В электричке к нам подсела ее знакомая, по внешнему виду явно верующая. Потому что хоть и не старая, но в платочке, длинной юбке, какой-то бесцветной кофте… Узнав, что мы едем в монастырь, она искренне обрадовалась:
– Какие вы молодцы! Там же завтра огромный праздник. Народу съедется со всего мира.
Я этого совершенно не ожидала, потому что в большей степени ехала на экскурсию, мечтая постоять в монастырской тиши, проникнуться настроением и подумать о вечном, отойдя от суеты. Поэтому сразу сказала:
– Все, поворачиваем электричку. Я не люблю много народу.

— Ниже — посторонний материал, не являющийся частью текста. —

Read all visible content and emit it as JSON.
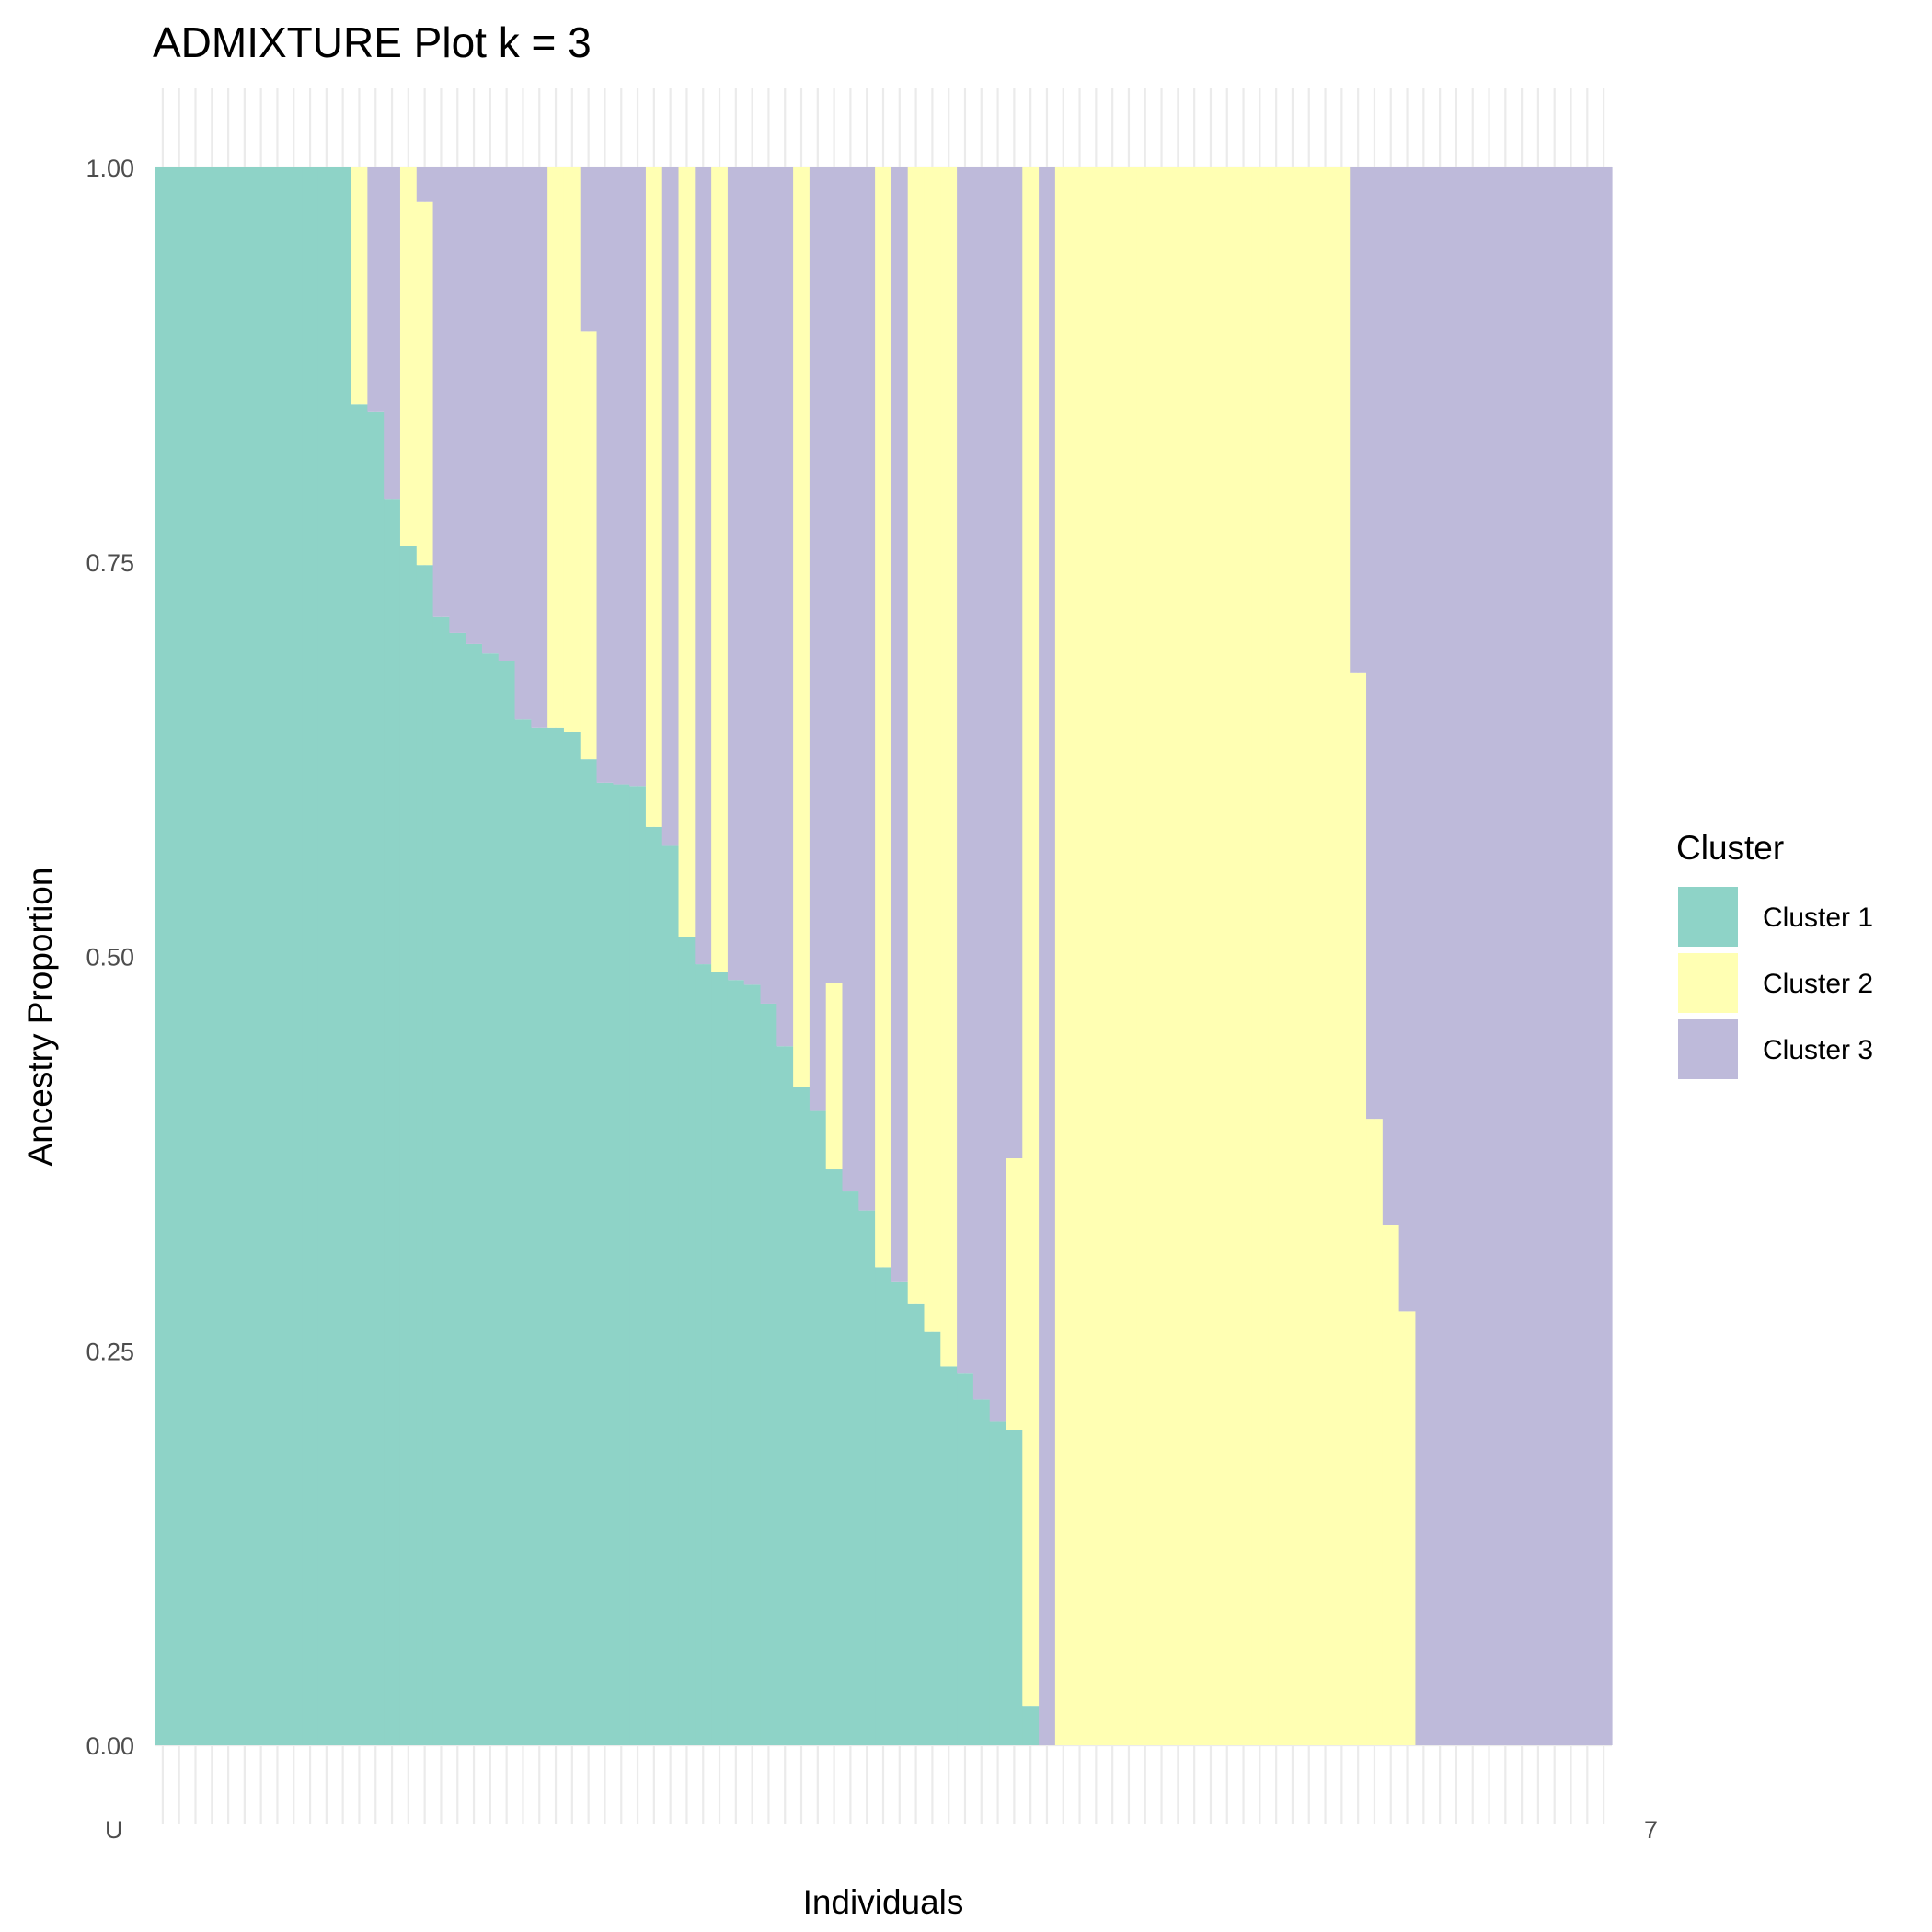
{
  "chart_data": {
    "type": "bar",
    "stacked": true,
    "title": "ADMIXTURE Plot k = 3",
    "xlabel": "Individuals",
    "ylabel": "Ancestry Proportion",
    "ylim": [
      0,
      1
    ],
    "yticks": [
      "0.00",
      "0.25",
      "0.50",
      "0.75",
      "1.00"
    ],
    "grid": true,
    "legend": {
      "title": "Cluster",
      "position": "right"
    },
    "colors": {
      "Cluster 1": "#8ED3C7",
      "Cluster 2": "#FFFFB3",
      "Cluster 3": "#BEBADA"
    },
    "x_tick_text_first": "U",
    "x_tick_text_last": "7",
    "series_names": [
      "Cluster 1",
      "Cluster 2",
      "Cluster 3"
    ],
    "individuals": [
      [
        1,
        0,
        0
      ],
      [
        1,
        0,
        0
      ],
      [
        1,
        0,
        0
      ],
      [
        1,
        0,
        0
      ],
      [
        1,
        0,
        0
      ],
      [
        1,
        0,
        0
      ],
      [
        1,
        0,
        0
      ],
      [
        1,
        0,
        0
      ],
      [
        1,
        0,
        0
      ],
      [
        1,
        0,
        0
      ],
      [
        1,
        0,
        0
      ],
      [
        1,
        0,
        0
      ],
      [
        0.85,
        0.15,
        0
      ],
      [
        0.845,
        0,
        0.155
      ],
      [
        0.79,
        0,
        0.21
      ],
      [
        0.76,
        0.24,
        0
      ],
      [
        0.748,
        0.23,
        0.022
      ],
      [
        0.715,
        0,
        0.285
      ],
      [
        0.705,
        0,
        0.295
      ],
      [
        0.698,
        0,
        0.302
      ],
      [
        0.692,
        0,
        0.308
      ],
      [
        0.687,
        0,
        0.313
      ],
      [
        0.65,
        0,
        0.35
      ],
      [
        0.645,
        0,
        0.355
      ],
      [
        0.645,
        0.355,
        0
      ],
      [
        0.642,
        0.358,
        0
      ],
      [
        0.625,
        0.271,
        0.104
      ],
      [
        0.61,
        0,
        0.39
      ],
      [
        0.609,
        0,
        0.391
      ],
      [
        0.608,
        0,
        0.392
      ],
      [
        0.582,
        0.418,
        0
      ],
      [
        0.57,
        0,
        0.43
      ],
      [
        0.512,
        0.488,
        0
      ],
      [
        0.495,
        0,
        0.505
      ],
      [
        0.49,
        0.51,
        0
      ],
      [
        0.485,
        0,
        0.515
      ],
      [
        0.482,
        0,
        0.518
      ],
      [
        0.47,
        0,
        0.53
      ],
      [
        0.443,
        0,
        0.557
      ],
      [
        0.417,
        0.583,
        0
      ],
      [
        0.402,
        0,
        0.598
      ],
      [
        0.365,
        0.118,
        0.517
      ],
      [
        0.351,
        0,
        0.649
      ],
      [
        0.339,
        0,
        0.661
      ],
      [
        0.303,
        0.697,
        0
      ],
      [
        0.294,
        0,
        0.706
      ],
      [
        0.28,
        0.72,
        0
      ],
      [
        0.262,
        0.738,
        0
      ],
      [
        0.24,
        0.76,
        0
      ],
      [
        0.236,
        0,
        0.764
      ],
      [
        0.219,
        0,
        0.781
      ],
      [
        0.205,
        0,
        0.795
      ],
      [
        0.2,
        0.172,
        0.628
      ],
      [
        0.025,
        0.975,
        0
      ],
      [
        0,
        0,
        1
      ],
      [
        0,
        1,
        0
      ],
      [
        0,
        1,
        0
      ],
      [
        0,
        1,
        0
      ],
      [
        0,
        1,
        0
      ],
      [
        0,
        1,
        0
      ],
      [
        0,
        1,
        0
      ],
      [
        0,
        1,
        0
      ],
      [
        0,
        1,
        0
      ],
      [
        0,
        1,
        0
      ],
      [
        0,
        1,
        0
      ],
      [
        0,
        1,
        0
      ],
      [
        0,
        1,
        0
      ],
      [
        0,
        1,
        0
      ],
      [
        0,
        1,
        0
      ],
      [
        0,
        1,
        0
      ],
      [
        0,
        1,
        0
      ],
      [
        0,
        1,
        0
      ],
      [
        0,
        1,
        0
      ],
      [
        0,
        0.68,
        0.32
      ],
      [
        0,
        0.397,
        0.603
      ],
      [
        0,
        0.33,
        0.67
      ],
      [
        0,
        0.275,
        0.725
      ],
      [
        0,
        0,
        1
      ],
      [
        0,
        0,
        1
      ],
      [
        0,
        0,
        1
      ],
      [
        0,
        0,
        1
      ],
      [
        0,
        0,
        1
      ],
      [
        0,
        0,
        1
      ],
      [
        0,
        0,
        1
      ],
      [
        0,
        0,
        1
      ],
      [
        0,
        0,
        1
      ],
      [
        0,
        0,
        1
      ],
      [
        0,
        0,
        1
      ],
      [
        0,
        0,
        1
      ]
    ]
  }
}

Но насколько много, я даже не могла себе представить! Когда мы подошли к монастырю (а перед этим мне пришлось переодеться, потому что в брюках туда не пускали, и я, конечно, была жутко раздосадована таким маскарадом), мы увидели вокруг него на свежескошенной траве всякие одеялки, простынки, пальтушки, на которых собирались спать паломники. Оказалось, что в гостинице (на самом деле это была общая комната с деревянными лавками без постели), мест, конечно, не было.
– Я не паломница, я на такое не способна, – твердила я себе, пока моя растерявшаяся подруга решала, куда податься. Но страха я при этом почему-то не испытывала, хотя надвигался вечер и конец августа был довольно холодным. Я предложила Валентине зайти в санаторий, который располагался на территории монастыря. Перед нами дежурная отказала нескольким человекам, объяснив, что даже кресла в холле уже заняты.
– А если в массажном кабинете? – робко предложила моя подруга. И дежурная с удивительной легкостью согласилась. Она выдала нам чистое белье, мы оставили сумки и пошли на службу.
… До этого я более получаса ни в одной церкви не выстаивала. Как правило, мой поход в храм заканчивался тем, что я писала записку в мамин день рождения и день смерти, ставила свечку и, постояв для приличия несколько минут, быстро заканчивала свой диалог с Богом. Служба же в монастырском храме длилась более пяти часов! Как они пролетели, я не помню. Народу было столько, что с трудом удавалось поднять руку, чтобы перекреститься. После службы я успела только поменять повязку на ране и заснула.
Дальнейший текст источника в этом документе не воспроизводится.